Gone are the days when all you needed to get buyers to come take a look at your home was a “For Sale” sign out front and a bit of curb appeal. Long gone, actually. Ancient history!


These days, potential buyers will scroll through hundreds of listings online before they ever schedule a showing, meaning your home needs to really stand out if you hope to get someone to actually set foot inside your door.


We’ve said it before, we’ll say it again: It’s all in the photos. This means before you, your agent, or (preferably) a professional photographer starts snapping shots of your soon-to-be former homestead, you have to get the place looking especially photogenic. Sometimes it’s as easy as moving a piece of furniture; sometimes it’s a little more complicated. There’s an art to staging a home for its photo op.

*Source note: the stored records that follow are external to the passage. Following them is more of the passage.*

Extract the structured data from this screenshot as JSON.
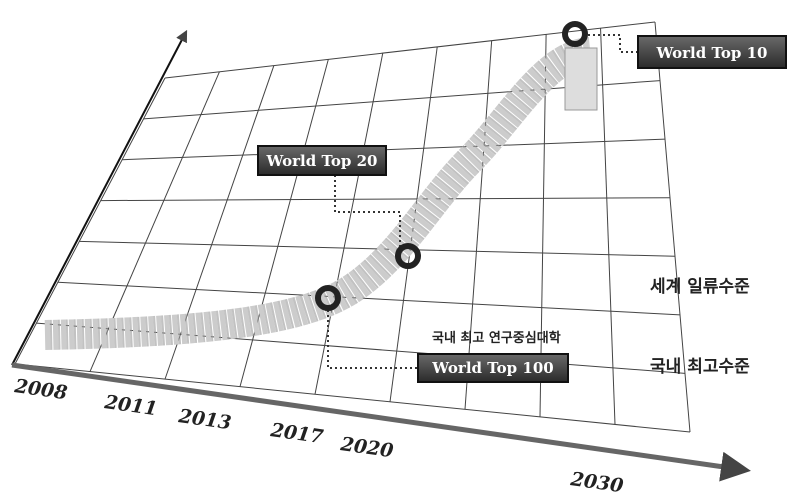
{
  "years": [
    "2008",
    "2011",
    "2013",
    "2017",
    "2020",
    "2030"
  ],
  "milestones": [
    "World Top 10",
    "World Top 20",
    "World Top 100"
  ],
  "levels": [
    "세계 일류수준",
    "국내 최고수준"
  ],
  "annotation": "국내 최고 연구중심대학"
}
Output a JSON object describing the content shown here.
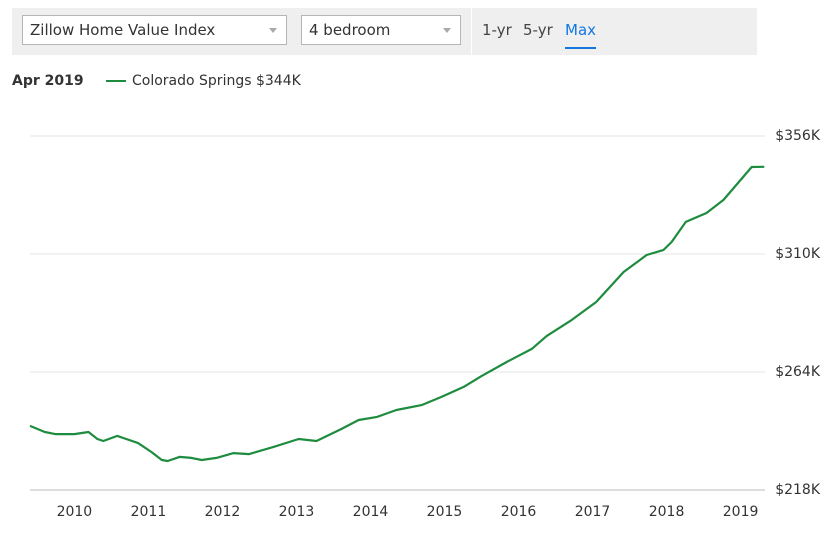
{
  "controls": {
    "metric": "Zillow Home Value Index",
    "bedrooms": "4 bedroom",
    "ranges": [
      "1-yr",
      "5-yr",
      "Max"
    ],
    "active_range": 2
  },
  "chart_data": {
    "type": "line",
    "date_label": "Apr 2019",
    "legend_value": {
      "value": 344000,
      "label": "$344K"
    },
    "x": [
      2009.4,
      2009.6,
      2009.74,
      2010.0,
      2010.19,
      2010.31,
      2010.39,
      2010.58,
      2010.86,
      2011.04,
      2011.18,
      2011.26,
      2011.42,
      2011.58,
      2011.72,
      2011.92,
      2012.15,
      2012.36,
      2012.69,
      2013.03,
      2013.27,
      2013.61,
      2013.84,
      2014.09,
      2014.35,
      2014.69,
      2014.96,
      2015.26,
      2015.5,
      2015.84,
      2016.18,
      2016.38,
      2016.72,
      2017.05,
      2017.42,
      2017.73,
      2017.96,
      2018.07,
      2018.26,
      2018.54,
      2018.77,
      2019.15,
      2019.32
    ],
    "series": [
      {
        "name": "Colorado Springs",
        "color": "#1e8c3f",
        "values": [
          243000,
          240600,
          239800,
          239800,
          240600,
          237900,
          237100,
          239100,
          236300,
          232800,
          229700,
          229300,
          230900,
          230500,
          229700,
          230500,
          232400,
          232000,
          234800,
          237900,
          237100,
          241800,
          245300,
          246500,
          249200,
          251100,
          254300,
          258200,
          262400,
          267900,
          273000,
          278000,
          284300,
          291300,
          303000,
          309600,
          311600,
          314700,
          322500,
          326000,
          331100,
          343900,
          344000
        ]
      }
    ],
    "xlim": [
      2009.4,
      2019.33
    ],
    "xticks": [
      2010,
      2011,
      2012,
      2013,
      2014,
      2015,
      2016,
      2017,
      2018,
      2019
    ],
    "ylim": [
      218000,
      356000
    ],
    "yticks": [
      {
        "value": 218000,
        "label": "$218K"
      },
      {
        "value": 264000,
        "label": "$264K"
      },
      {
        "value": 310000,
        "label": "$310K"
      },
      {
        "value": 356000,
        "label": "$356K"
      }
    ],
    "grid": true
  }
}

Take a look at these listing photos, before and after the owner made some major changes. Our experts identify just what they did right—and how you can do it, too.


Living room: Make it light and bright

The changes in this living room make a huge difference in the appearance of the listing photos, and Courtney McLeod, principal of Right Meets Left Interior Design in New York City, agrees.

“The living room looks much better without the dated furniture,” she says. “The window treatments look clean, modern, and fresh.”


Designer Maryline Damour of Damour Drake in Hudson Valley, NY,  noticed the furniture first, too.

“A smaller space doesn’t necessarily need smaller furniture to feel larger; pieces with exposed legs give the illusion of more space, rather than furniture that sits directly on the floor,” she explains. “In the living room, the new sofa, as well as the pedestal coffee and dining tables, allows the eye to see more of the floor and makes the space feel larger.”


She notes that swapping out the painting for the mirror above the couch was a clever trick, “especially if it reflects the view outside.”


“Buyers like light and bright open areas,” says property stylist Karen Gray-Plaisted, of Design Solutions KGP in Warwick, NY. She adds that the first thing you should do to make any room buyer-ready is to figure out how to let in more light. “Here they framed the view with the curtains, removing the unsightly air conditioner.”


Kitchen: Declutter, declutter

It’s hard to sell a home if the buyers can’t picture themselves in the kitchen, so it’s important to spend some time in this room—no matter how small a space you’re working with.


“A really easy way to make a big statement is to declutter counter space. By getting rid of the wine rack, removing chunky pieces, and adding smaller items, this ‘after’ design is much more streamlined,” says McLeod. “Adding the lighter bar stools was a nice touch by adding more space, while keeping the room functional.”


“The kitchen benefits from some simple fixes that help this area feel bigger than it is,” says Damour. “The more streamlined lighting fixtures help to visually expand this room.”


Bedroom: Tone it down

The bedroom may have undergone the biggest change of all, according to these photos, and the experts agree.


“The wall color in the bedroom needs to speak, unconsciously, relaxation,” explains Gray-Plaisted. “Red is an aggressive color when selling—stay away. Neutral soft blue, greens are better for bedrooms. Color is just as personal as the clutter. Neutral tones always help sell better than taste specific colors.”

Damour agrees that the color change was essential.


“This is aided by furniture that can be seen through, as well as large-scale artwork and floor-to-ceiling curtains that make the space feel bigger than it is,” she says.


The walls aren’t the only major change in the room, though.


“Ripping out the carpet was a smart move, as a hardwood floor with a large area rug is always a good idea,” says Damour. “The new window treatments frame the view, and the added greenery is a nice touch, as well as adding balance with side tables on both sides of the bed.”